Within the framework of terms proposed by Valters Kristbergs, Anton Chekhov’s ideal theatre ‘The Seagull’ elicited delight: Ņina Zarečnaja walking along the surface of the pool of water like Jesus Christ, Hamlet squatting among the salts remaining after the water has evaporated. Madara Lazdiņa’s variations on the columbarium: in Samuel Beckett’s ‘Endgame’ it was seen as a wall of urns, in Shakespeare’s ‘Hamlet’ it materialized in a gallery of family portraits, in Chekhov’s ‘The Cherry Orchard’ it became an ivy-covered garden hiding the presence of death. In Einārs Timma’s ‘Endgame’ three talking heads were mounted in the middle of a choir, in ‘Nāves ēnā’, a citation from the film by Gunārs Piesis was combined with people relaxing on a beach, in Ophelia’s mad scene from ‘Hamlet’ he quoted from a production of ‘Hamlet’ by Andris Freibergs, but the Chekhovian delicate troubles were contrasted with the hard working farmers. For Katharina Maximoff the departure point was an abundance of things and she had piled up the old man Indrāni father’s ash trees like alpine mountain ranges, but made Hamlet lose his way in a library. Artūrs Arnis saw in the hypostases of peat the Indrāni farmstead swamp with a petrol pump, but in ‘Endgame’, the blocks of peat began to talk. Ivars Noviks froze talking heads in the ‘Endgame’ refrigerator, while Maret Tamme chose a glass tunnel as her primary form, symbolizing at the same time both home and homelessness. In ‘King Lear’ she divided up a great mass of tunnel, cutting it up into chunks, but in ‘Nāves ēnā’ the glasshouse had transformed into a bright idea about a block of ice, into which the fishermen had been frozen. In actorless minimalism Oskars Točs sees the stage as an area for moving around antennas.
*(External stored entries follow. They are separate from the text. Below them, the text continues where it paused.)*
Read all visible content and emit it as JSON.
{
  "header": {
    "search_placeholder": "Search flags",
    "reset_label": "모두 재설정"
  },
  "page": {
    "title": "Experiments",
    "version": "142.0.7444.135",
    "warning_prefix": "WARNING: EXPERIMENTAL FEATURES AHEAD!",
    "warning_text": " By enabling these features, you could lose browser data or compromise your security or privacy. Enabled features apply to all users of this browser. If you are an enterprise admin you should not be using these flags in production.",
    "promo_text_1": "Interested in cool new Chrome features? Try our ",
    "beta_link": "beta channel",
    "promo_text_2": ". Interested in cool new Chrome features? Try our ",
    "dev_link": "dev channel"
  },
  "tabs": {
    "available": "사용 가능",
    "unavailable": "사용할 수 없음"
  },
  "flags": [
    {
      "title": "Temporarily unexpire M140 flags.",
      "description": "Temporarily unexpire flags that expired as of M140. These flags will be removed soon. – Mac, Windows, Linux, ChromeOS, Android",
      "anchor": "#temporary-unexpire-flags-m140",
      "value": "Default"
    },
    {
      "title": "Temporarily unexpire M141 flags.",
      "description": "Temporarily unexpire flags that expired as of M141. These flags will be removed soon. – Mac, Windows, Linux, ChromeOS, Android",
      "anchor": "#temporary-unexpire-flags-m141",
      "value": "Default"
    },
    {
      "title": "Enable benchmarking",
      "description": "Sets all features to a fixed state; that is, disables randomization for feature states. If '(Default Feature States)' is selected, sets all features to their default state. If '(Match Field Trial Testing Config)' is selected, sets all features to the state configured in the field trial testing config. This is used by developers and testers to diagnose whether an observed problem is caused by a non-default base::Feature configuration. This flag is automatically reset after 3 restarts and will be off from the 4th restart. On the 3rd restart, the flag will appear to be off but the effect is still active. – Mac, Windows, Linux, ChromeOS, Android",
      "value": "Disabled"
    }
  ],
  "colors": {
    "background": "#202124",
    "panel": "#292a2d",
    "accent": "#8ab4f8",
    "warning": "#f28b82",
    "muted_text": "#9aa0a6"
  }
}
How long can you watch theatre like this? “In theatre everything is possible, and through this, a new life and a new event. Students get used to the fact that theatre wipes away domestic life, realism,” summed up Freibergs. The exposition symbolically begins and ends with a model created by Reinis Dzudzilo: using the gilded proscenium arch from the stage of Latvian National Opera and a subtitling machine where one could read text, he had selected the title “The End” as the unifier – all performances eventually come to an end...
 
Monika Pormale. Exhibit No.17. Installation, performance. 2011
 
Intersection: Intimacy and Spectacle
Thanks to a suggestion by Monika Pormale (PQ11 jury member) and constructed according to a plan by Israeli architect Oren Sagiv, 30 white cubes had been set up in the courtyard between the National Theatre, the Prague Opera and the famous Laterna Magika Theatre building. In these, 30 artists had created expositions following the one set of rules. Pormale’s cube – glass showcase, in which, under the radiance of the sculpted ceiling glory, embracing took place, echoed a production based on Vladimir Sorokin’s novel ‘The Ice’ at New Rīga Theatre, and was the apotheosis of the cube settlement and a magnet for photo lens.
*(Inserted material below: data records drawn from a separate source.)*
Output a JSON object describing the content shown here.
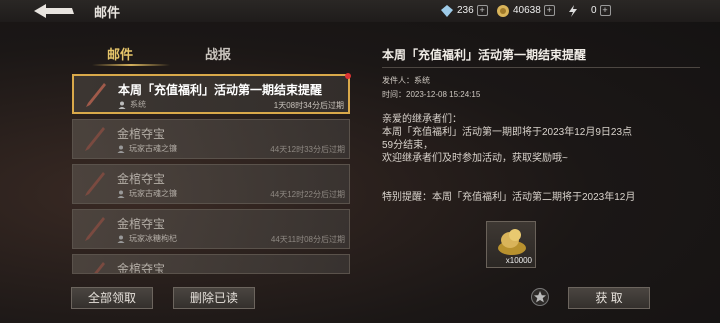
{
  "header": {
    "title": "邮件",
    "resources": [
      {
        "icon": "diamond-icon",
        "value": "236"
      },
      {
        "icon": "coin-icon",
        "value": "40638"
      },
      {
        "icon": "lightning-icon",
        "value": "0"
      }
    ],
    "plus": "+"
  },
  "tabs": [
    {
      "label": "邮件",
      "active": true
    },
    {
      "label": "战报",
      "active": false
    }
  ],
  "mails": [
    {
      "subject": "本周「充值福利」活动第一期结束提醒",
      "sender": "系统",
      "expires": "1天08时34分后过期",
      "selected": true,
      "unread": true
    },
    {
      "subject": "金棺夺宝",
      "sender": "玩家古魂之镰",
      "expires": "44天12时33分后过期",
      "selected": false
    },
    {
      "subject": "金棺夺宝",
      "sender": "玩家古魂之镰",
      "expires": "44天12时22分后过期",
      "selected": false
    },
    {
      "subject": "金棺夺宝",
      "sender": "玩家冰糖枸杞",
      "expires": "44天11时08分后过期",
      "selected": false
    },
    {
      "subject": "金棺夺宝",
      "sender": "",
      "expires": "",
      "selected": false
    }
  ],
  "buttons": {
    "claim_all": "全部领取",
    "delete_read": "删除已读",
    "claim": "获 取"
  },
  "detail": {
    "title": "本周「充值福利」活动第一期结束提醒",
    "sender_label": "发件人：系统",
    "time_label": "时间：2023-12-08 15:24:15",
    "body": [
      "亲爱的继承者们：",
      "本周「充值福利」活动第一期即将于2023年12月9日23点",
      "59分结束，",
      "欢迎继承者们及时参加活动，获取奖励哦~"
    ],
    "note": "特别提醒：本周「充值福利」活动第二期将于2023年12月",
    "reward_qty": "x10000"
  }
}
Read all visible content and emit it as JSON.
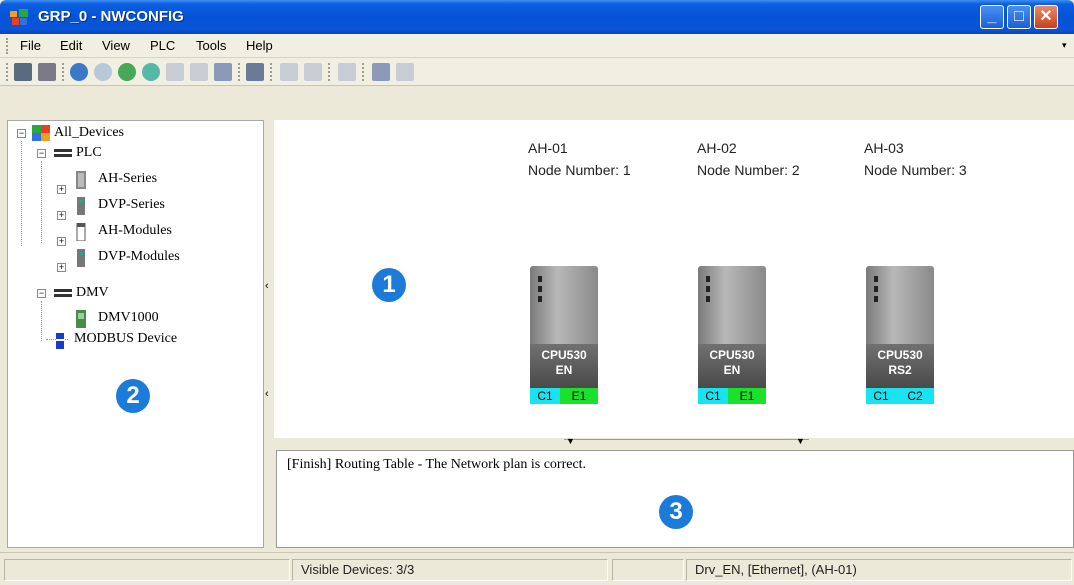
{
  "window": {
    "title": "GRP_0 - NWCONFIG",
    "minimize": "_",
    "maximize": "□",
    "close": "✕"
  },
  "menu": {
    "items": [
      "File",
      "Edit",
      "View",
      "PLC",
      "Tools",
      "Help"
    ],
    "overflow": "▾"
  },
  "toolbar": {
    "icons": [
      "save-icon",
      "print-icon",
      "online-icon",
      "offline-icon",
      "upload-icon",
      "download-icon",
      "network-icon",
      "routing-icon",
      "compile-icon",
      "properties-icon",
      "align-icon",
      "list-icon",
      "zoom-icon",
      "device-icon",
      "window-icon"
    ]
  },
  "tree": {
    "root": "All_Devices",
    "plc": "PLC",
    "ah_series": "AH-Series",
    "dvp_series": "DVP-Series",
    "ah_modules": "AH-Modules",
    "dvp_modules": "DVP-Modules",
    "dmv": "DMV",
    "dmv1000": "DMV1000",
    "modbus": "MODBUS Device",
    "expand": "+",
    "collapse": "−"
  },
  "splitter": {
    "arrow": "‹"
  },
  "devices": [
    {
      "name": "AH-01",
      "node": "Node Number: 1",
      "model": "CPU530",
      "sub": "EN",
      "port1": "C1",
      "port2": "E1"
    },
    {
      "name": "AH-02",
      "node": "Node Number: 2",
      "model": "CPU530",
      "sub": "EN",
      "port1": "C1",
      "port2": "E1"
    },
    {
      "name": "AH-03",
      "node": "Node Number: 3",
      "model": "CPU530",
      "sub": "RS2",
      "port1": "C1",
      "port2": "C2"
    }
  ],
  "badges": {
    "one": "1",
    "two": "2",
    "three": "3"
  },
  "log": {
    "message": "[Finish] Routing Table - The Network plan is correct.",
    "arrow_left": "▼",
    "arrow_right": "▼"
  },
  "status": {
    "visible_devices": "Visible Devices: 3/3",
    "driver": "Drv_EN, [Ethernet], (AH-01)"
  },
  "colors": {
    "port_cyan": "#19e3f0",
    "port_green": "#1ae22c",
    "badge": "#1c7ad8",
    "titlebar": "#0553d6"
  }
}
In one of the cubes Dace Džeriņa, whose scenography is associated with directors Baņuta Rubesa and Ilze Olingere, exhibited her installation Ceļojošais deju skolotājs [‘Touring Dance Teacher’] – a tango dance step diagram and recording of music, but Rolands Pēterkops and Marīte Mastiņa, more commonly known as the creative tandem mareunrol’s, exhibited puppets in a costume, light and sound installation called Kaimiņš/Kustība bez nosaukuma [‘Tenant/Untitled movement’].

The installation Telpa telpā by Reinis Suhanovs will be on show in Rīga from 3 to 9 September, during the Homo Novus International Festival of Contemporary Theatre.